Still, LSU outrushed Tennessee 212 yards to 94, with 230-pound Jacob Hester gaining 120 yards on 23 carries. Speedy Trindon Holliday added 58 on six carries and Keiland Williams 34 on five rushes. Demetrius Byrd was tops among LSU receivers with 72 yards on just four catches.
LSU won by being productive on third down, converting on 10 of 20 opportunities. The biggest was a 27-yard TD pass from Perrilloux to Byrd on a third-and-16 that produced a 13-7 LSU lead early in the third quarter. The Tigers also did a tremendous job controlling the ball, keeping possession for 36:08 to Tennessee's 23:52.
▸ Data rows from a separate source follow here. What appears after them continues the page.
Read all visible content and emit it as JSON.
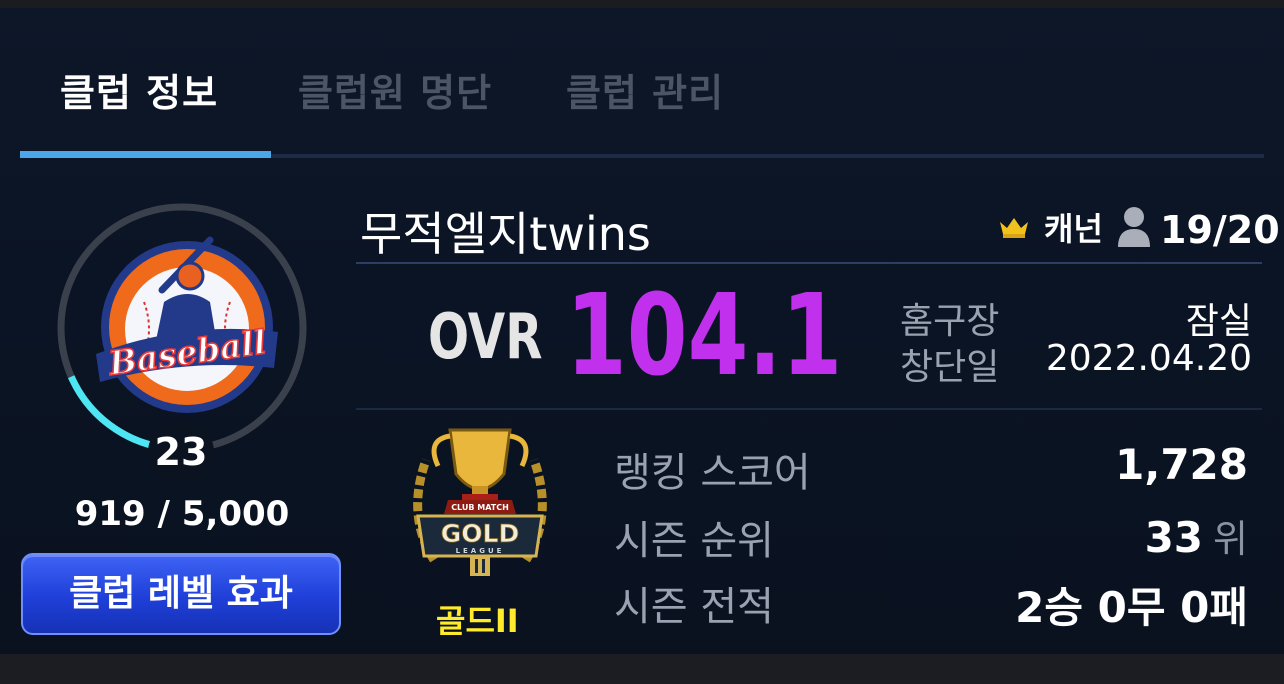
{
  "tabs": [
    {
      "label": "클럽 정보",
      "active": true
    },
    {
      "label": "클럽원 명단",
      "active": false
    },
    {
      "label": "클럽 관리",
      "active": false
    }
  ],
  "club": {
    "logo_text": "Baseball",
    "level": "23",
    "xp_current": "919",
    "xp_max": "5,000",
    "xp_text": "919 / 5,000",
    "xp_progress": 0.184,
    "level_effect_button": "클럽 레벨 효과",
    "name": "무적엘지twins",
    "captain": "캐넌",
    "members": "19/20"
  },
  "ovr": {
    "label": "OVR",
    "value": "104.1"
  },
  "info": {
    "stadium_label": "홈구장",
    "stadium_value": "잠실",
    "founded_label": "창단일",
    "founded_value": "2022.04.20"
  },
  "league": {
    "badge_top_text": "CLUB MATCH",
    "badge_main_text": "GOLD",
    "badge_sub_text": "LEAGUE",
    "name": "골드II"
  },
  "stats": {
    "ranking_score_label": "랭킹 스코어",
    "ranking_score_value": "1,728",
    "season_rank_label": "시즌 순위",
    "season_rank_value": "33",
    "season_rank_unit": "위",
    "season_record_label": "시즌 전적",
    "season_record_value": "2승 0무 0패"
  },
  "colors": {
    "accent_tab": "#4ba6ea",
    "ovr": "#c130ec",
    "league_gold": "#ffea2b",
    "button_blue": "#2a4ae6",
    "xp_ring": "#4de6f2"
  },
  "icons": {
    "captain": "crown-icon",
    "members": "person-icon"
  }
}
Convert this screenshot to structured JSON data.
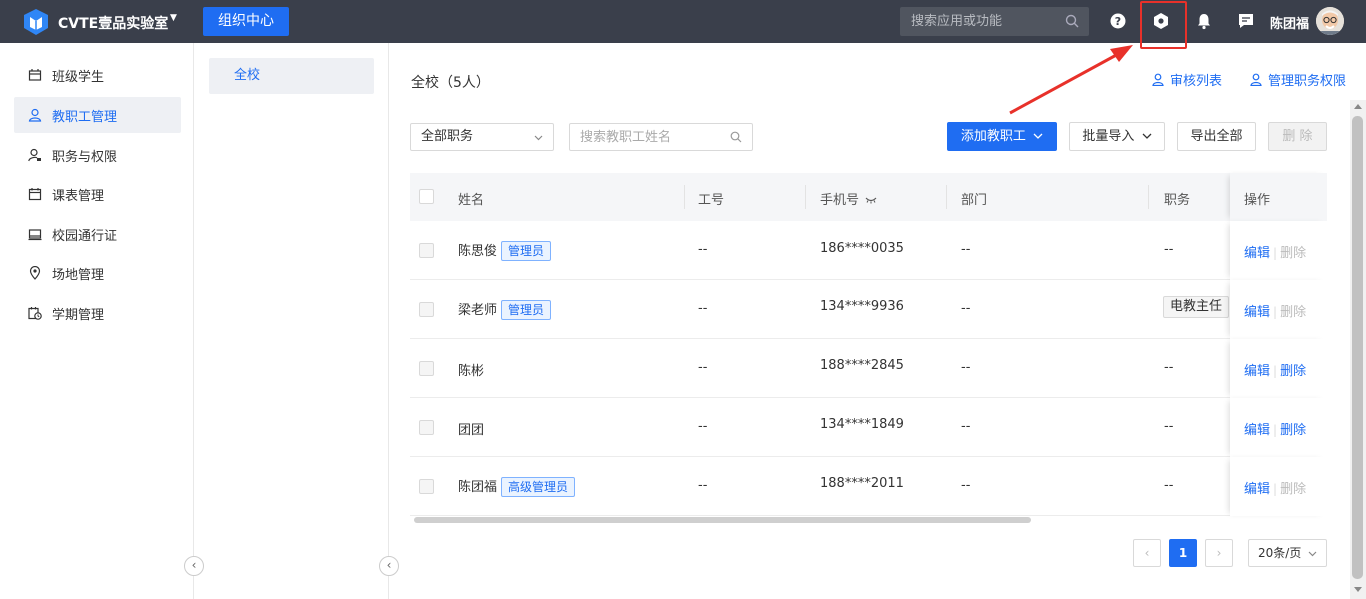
{
  "topbar": {
    "app_title": "CVTE壹品实验室",
    "org_button": "组织中心",
    "search_placeholder": "搜索应用或功能",
    "username": "陈团福",
    "bg_color": "#3a3f4b",
    "accent": "#1f6df2"
  },
  "sidenav": {
    "items": [
      {
        "label": "班级学生",
        "icon": "class-icon"
      },
      {
        "label": "教职工管理",
        "icon": "user-icon",
        "active": true
      },
      {
        "label": "职务与权限",
        "icon": "user-permission-icon"
      },
      {
        "label": "课表管理",
        "icon": "calendar-icon"
      },
      {
        "label": "校园通行证",
        "icon": "card-icon"
      },
      {
        "label": "场地管理",
        "icon": "location-icon"
      },
      {
        "label": "学期管理",
        "icon": "calendar-clock-icon"
      }
    ]
  },
  "tree": {
    "root": "全校"
  },
  "main": {
    "title": "全校（5人）",
    "links": {
      "review_list": "审核列表",
      "manage_permissions": "管理职务权限"
    },
    "filter_select": "全部职务",
    "search_placeholder": "搜索教职工姓名",
    "buttons": {
      "add": "添加教职工",
      "import": "批量导入",
      "export": "导出全部",
      "delete": "删 除"
    }
  },
  "table": {
    "headers": {
      "name": "姓名",
      "id": "工号",
      "phone": "手机号",
      "dept": "部门",
      "role": "职务",
      "ops": "操作"
    },
    "ops": {
      "edit": "编辑",
      "delete": "删除"
    },
    "rows": [
      {
        "name": "陈思俊",
        "tag": "管理员",
        "id": "--",
        "phone": "186****0035",
        "dept": "--",
        "role": "--",
        "deletable": false
      },
      {
        "name": "梁老师",
        "tag": "管理员",
        "id": "--",
        "phone": "134****9936",
        "dept": "--",
        "role": "电教主任",
        "deletable": false
      },
      {
        "name": "陈彬",
        "tag": "",
        "id": "--",
        "phone": "188****2845",
        "dept": "--",
        "role": "--",
        "deletable": true
      },
      {
        "name": "团团",
        "tag": "",
        "id": "--",
        "phone": "134****1849",
        "dept": "--",
        "role": "--",
        "deletable": true
      },
      {
        "name": "陈团福",
        "tag": "高级管理员",
        "id": "--",
        "phone": "188****2011",
        "dept": "--",
        "role": "--",
        "deletable": false
      }
    ]
  },
  "pagination": {
    "current": "1",
    "page_size": "20条/页"
  }
}
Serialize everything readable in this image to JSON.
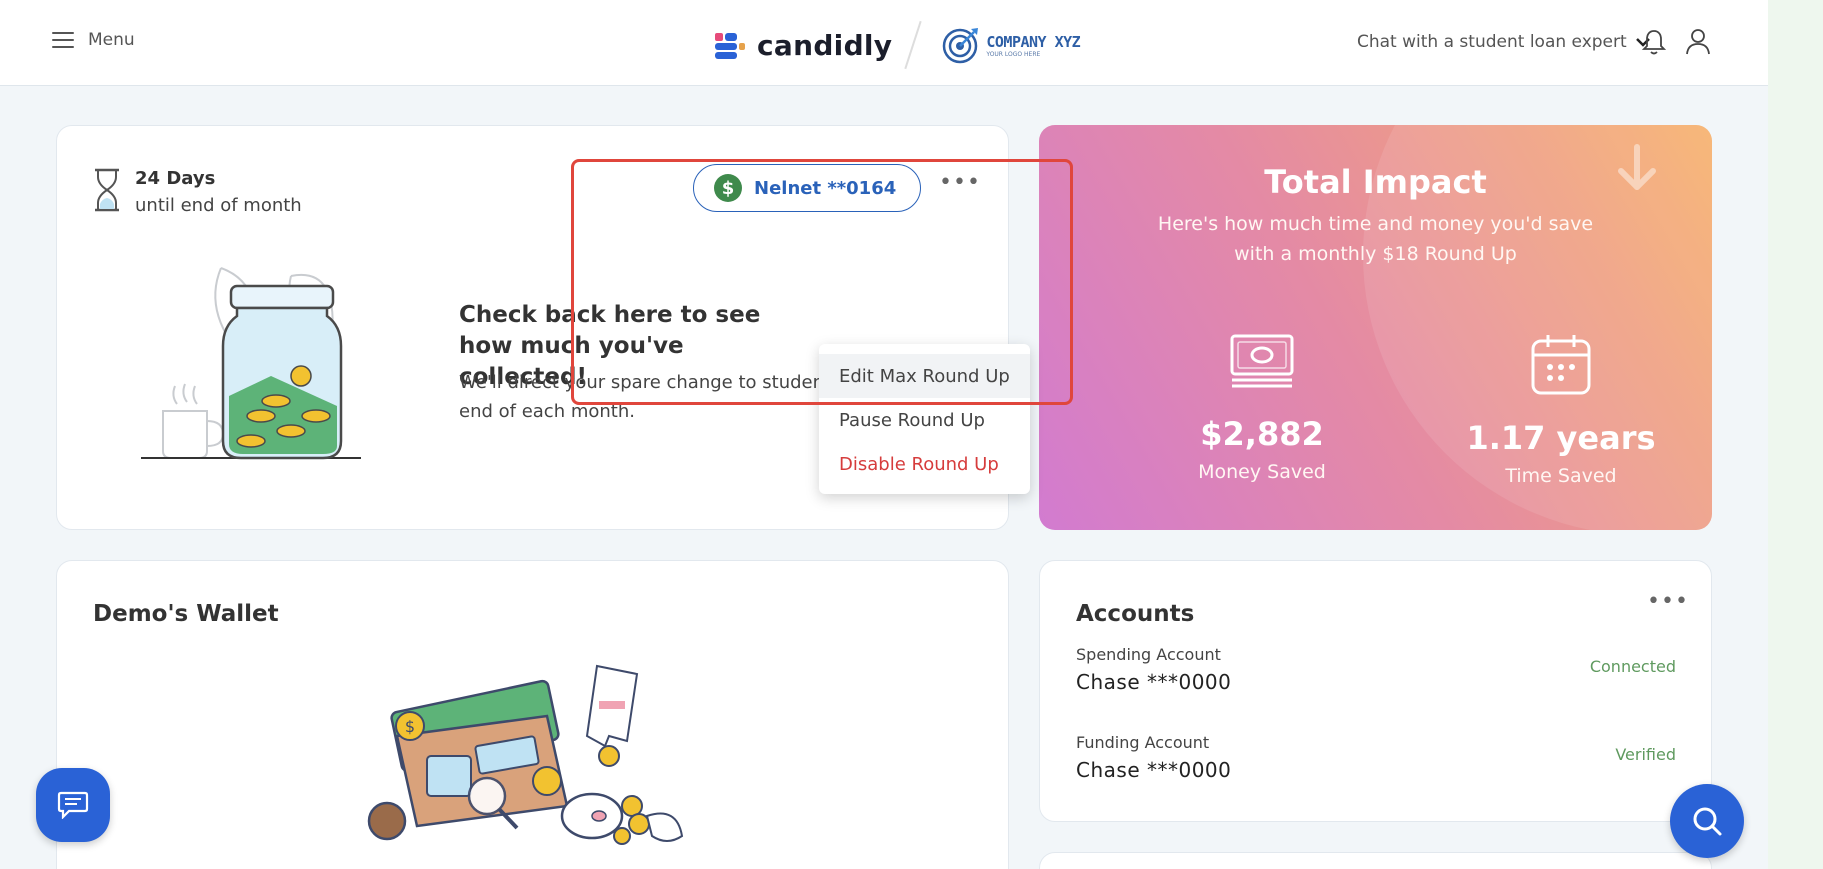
{
  "header": {
    "menu_label": "Menu",
    "brand_name": "candidly",
    "company_name": "COMPANY XYZ",
    "company_tagline": "YOUR LOGO HERE",
    "chat_expert": "Chat with a student loan expert",
    "icons": [
      "menu-icon",
      "chevron-down-icon",
      "bell-icon",
      "user-icon"
    ]
  },
  "roundup": {
    "days_count": "24 Days",
    "days_caption": "until end of month",
    "lender_chip": "Nelnet **0164",
    "lender_icon": "$",
    "more": "•••",
    "title": "Check back here to see how much you've collected!",
    "body": "We'll direct your spare change to student debt at the end of each month.",
    "menu": {
      "edit": "Edit Max Round Up",
      "pause": "Pause Round Up",
      "disable": "Disable Round Up"
    }
  },
  "impact": {
    "title": "Total Impact",
    "subtitle": "Here's how much time and money you'd save with a monthly $18 Round Up",
    "money_value": "$2,882",
    "money_label": "Money Saved",
    "time_value": "1.17 years",
    "time_label": "Time Saved"
  },
  "wallet": {
    "title": "Demo's Wallet"
  },
  "accounts": {
    "title": "Accounts",
    "more": "•••",
    "rows": [
      {
        "label": "Spending Account",
        "value": "Chase ***0000",
        "status": "Connected"
      },
      {
        "label": "Funding Account",
        "value": "Chase ***0000",
        "status": "Verified"
      }
    ]
  },
  "colors": {
    "accent_blue": "#2a62b9",
    "danger": "#d63c3c",
    "status_green": "#5f9a5f",
    "highlight_red": "#e0463c"
  }
}
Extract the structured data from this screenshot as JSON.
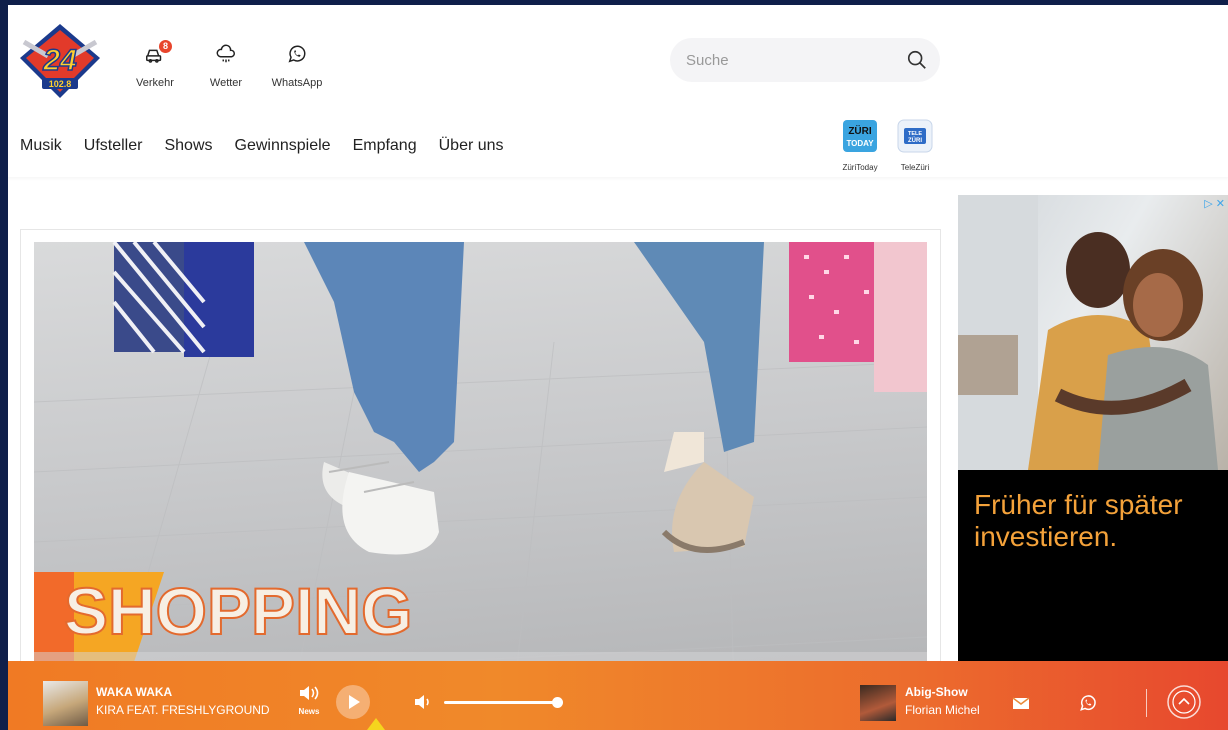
{
  "header": {
    "logo": {
      "text": "24",
      "subtext": "102.8",
      "alt": "Radio 24"
    },
    "quick_links": [
      {
        "label": "Verkehr",
        "icon": "car-icon",
        "badge": "8"
      },
      {
        "label": "Wetter",
        "icon": "cloud-rain-icon"
      },
      {
        "label": "WhatsApp",
        "icon": "whatsapp-icon"
      }
    ],
    "search": {
      "placeholder": "Suche",
      "icon": "search-icon"
    },
    "nav": [
      "Musik",
      "Ufsteller",
      "Shows",
      "Gewinnspiele",
      "Empfang",
      "Über uns"
    ],
    "partners": [
      {
        "label": "ZüriToday",
        "logo_text": "ZÜRI TODAY"
      },
      {
        "label": "TeleZüri",
        "logo_text": "TELE ZÜRI"
      }
    ]
  },
  "hero": {
    "overlay_text": "SHOPPING"
  },
  "ad": {
    "headline": "Früher für später investieren.",
    "badge": "▷ ✕"
  },
  "player": {
    "track_title": "WAKA WAKA",
    "track_artist": "KIRA FEAT. FRESHLYGROUND",
    "news_label": "News",
    "volume": 0.97,
    "show_name": "Abig-Show",
    "host_name": "Florian Michel",
    "colors": {
      "start": "#f07a24",
      "end": "#e7482e"
    }
  }
}
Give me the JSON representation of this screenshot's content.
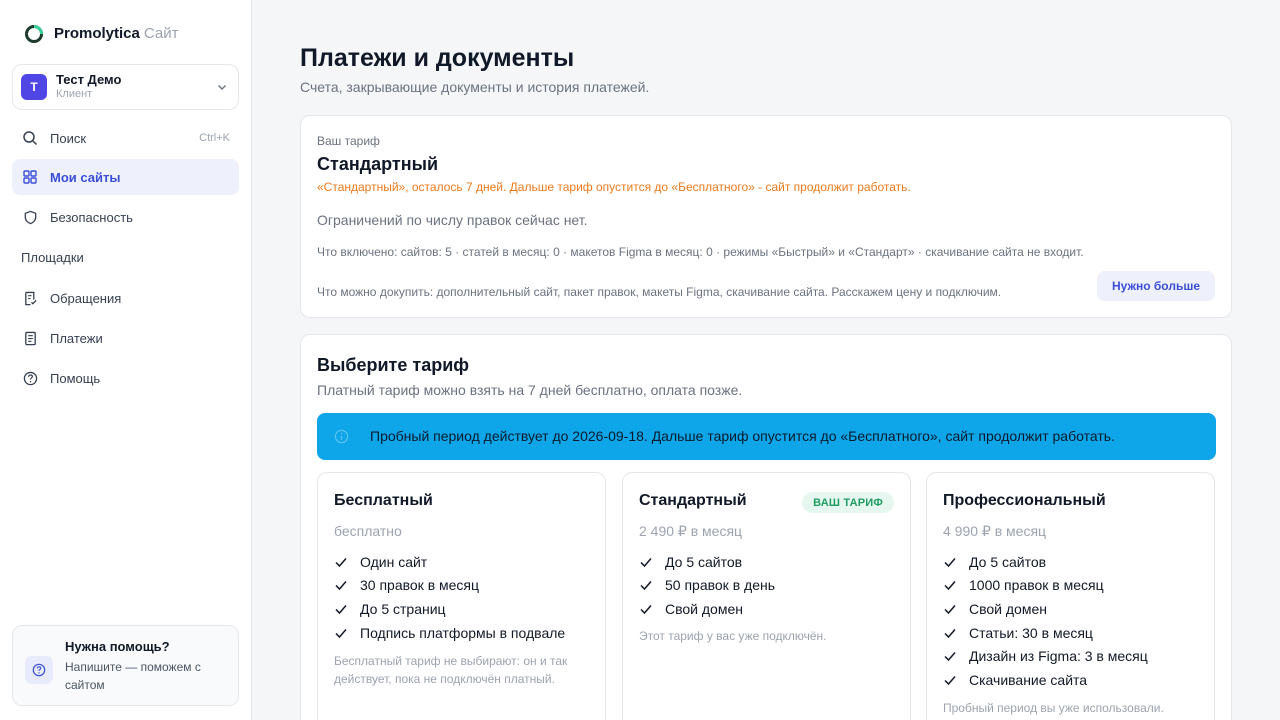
{
  "brand": {
    "name": "Promolytica",
    "suffix": "Сайт"
  },
  "account": {
    "initial": "Т",
    "name": "Тест Демо",
    "role": "Клиент"
  },
  "sidebar": {
    "search": {
      "label": "Поиск",
      "shortcut": "Ctrl+K"
    },
    "items": [
      {
        "label": "Мои сайты",
        "icon": "grid-icon",
        "active": true
      },
      {
        "label": "Безопасность",
        "icon": "shield-icon"
      }
    ],
    "section": "Площадки",
    "items2": [
      {
        "label": "Обращения",
        "icon": "ticket-icon"
      },
      {
        "label": "Платежи",
        "icon": "receipt-icon"
      },
      {
        "label": "Помощь",
        "icon": "help-circle-icon"
      }
    ]
  },
  "help": {
    "title": "Нужна помощь?",
    "text": "Напишите — поможем с сайтом"
  },
  "page": {
    "title": "Платежи и документы",
    "subtitle": "Счета, закрывающие документы и история платежей."
  },
  "current_tariff": {
    "label": "Ваш тариф",
    "name": "Стандартный",
    "warning": "«Стандартный», осталось 7 дней. Дальше тариф опустится до «Бесплатного» - сайт продолжит работать.",
    "limits": "Ограничений по числу правок сейчас нет.",
    "included": "Что включено: сайтов: 5 · статей в месяц: 0 · макетов Figma в месяц: 0 · режимы «Быстрый» и «Стандарт» · скачивание сайта не входит.",
    "buy": "Что можно докупить: дополнительный сайт, пакет правок, макеты Figma, скачивание сайта. Расскажем цену и подключим.",
    "more_button": "Нужно больше"
  },
  "plans_section": {
    "title": "Выберите тариф",
    "subtitle": "Платный тариф можно взять на 7 дней бесплатно, оплата позже.",
    "banner": "Пробный период действует до 2026-09-18. Дальше тариф опустится до «Бесплатного», сайт продолжит работать."
  },
  "plans": [
    {
      "name": "Бесплатный",
      "price": "бесплатно",
      "features": [
        "Один сайт",
        "30 правок в месяц",
        "До 5 страниц",
        "Подпись платформы в подвале"
      ],
      "note": "Бесплатный тариф не выбирают: он и так действует, пока не подключён платный."
    },
    {
      "name": "Стандартный",
      "price": "2 490 ₽ в месяц",
      "badge": "ВАШ ТАРИФ",
      "features": [
        "До 5 сайтов",
        "50 правок в день",
        "Свой домен"
      ],
      "note": "Этот тариф у вас уже подключён."
    },
    {
      "name": "Профессиональный",
      "price": "4 990 ₽ в месяц",
      "features": [
        "До 5 сайтов",
        "1000 правок в месяц",
        "Свой домен",
        "Статьи: 30 в месяц",
        "Дизайн из Figma: 3 в месяц",
        "Скачивание сайта"
      ],
      "note": "Пробный период вы уже использовали."
    }
  ],
  "colors": {
    "accent": "#3b4fd8",
    "avatar": "#4f46e5",
    "warning": "#ea7a1c",
    "banner": "#0ea5e9",
    "badge": "#1f9d63"
  }
}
The Vol offense started impressively – an 11-yard touchdown toss from Ainge to Chris Brown capping a six-play, 57-yard march on the game's opening possession. Tennessee would score just once more the rest of the afternoon, however. That came when Ainge hit Briscoe with a six-yard pass to produce a 14-13 lead with 3:09 left in the third quarter.
That lead lasted until Zenon made his big interception with 9:54 to go. A two-point conversion run by Perrilloux concluded the scoring.
Middle linebacker Jerod Mayo paced the UT defensive effort with 15 tackles – 10 of them coming in the first half. In the end, though, the defense didn't get enough help from a Vol offense that converted on just 4 of 13 third-down plays. Meanwhile, usually automatic place-kicker Daniel Lincoln misfired on field-goal tries of 29 and 52 yards.
"When you're good – when you're where you want to be – you can do things equally (run and pass) and take advantage of the other team's weaknesses," Fulmer said. "I don't think we did that very well offensively today ... if they had a weakness defensively."